Loss of an important ally

The responsibility for this disaster lies with the national capitals and with Brussels. For EU Climate Commissioner Connie Hedegaard the lost vote is an another piece of the puzzle in her unsuccessful policy. As Danish Minister for the Environment, she must have witnessed the failure of the international climate conference in Copenhagen when the states were unable to agree on minimal targets. And as European Commissioner, she failed to organise the necessary majorities to get a reasonably committed climate policy from the Europeans.

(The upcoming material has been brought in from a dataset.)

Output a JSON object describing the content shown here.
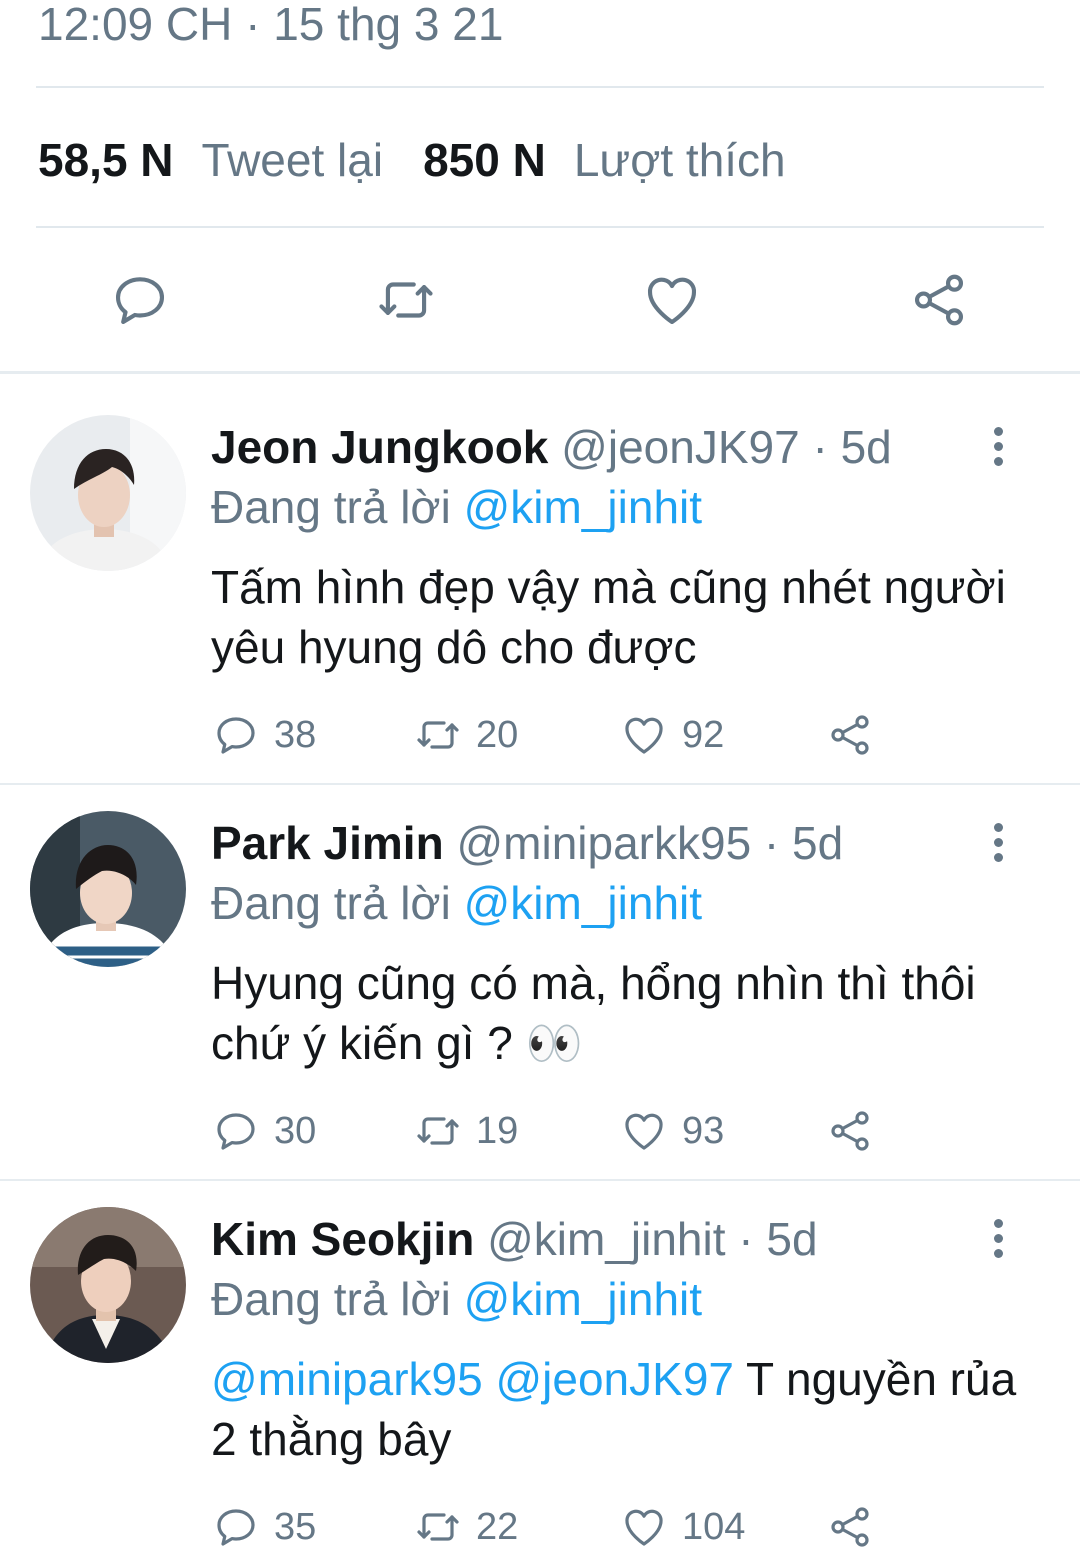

And because she lost her most important ally, German Chancellor Angela Merkel. Once celebrated as the “Climate Chancellor” because of her commitment, Merkel has gone quiet. Out of the interests of her coalition partner, she admits, Germany keeps mute in Brussels on the subject of climate change – and she also admits that a majority of members of her own party are now voting against climate projects as well. Germany’s pioneering role in the European climate is as far gone as Europe’s pioneering role in the world.


New debt-crisis casualty

With its proposal to retire CO2 credits, the European Commission “was hoping to stabilise a market in freefall,” explains Libération. The French daily continues —

Since 2005, the date of the launch of the system, the price of a carbon credit for a tonne of emissions has fallen from €30 to less than €5 today — a steep decline, which has discouraged industrial investment in cleaner technology. In withdrawing carbon credits from the market, the Commission was hoping to raise the price per tonne of emissions to €10-€12. But now that this measure has been rejected by parliament, the price for a tonne of emissions has dropped to just €3.

“The outcome", notes the Financial Times,

confirmed a reality that had been dawning on politicians and policymakers across Europe well before the ballot. Climate change, which once sat at the top of the bloc’s agenda, has increasingly been trumped by concerns about jobs and growth in an economy sapped by a lingering debt crisis.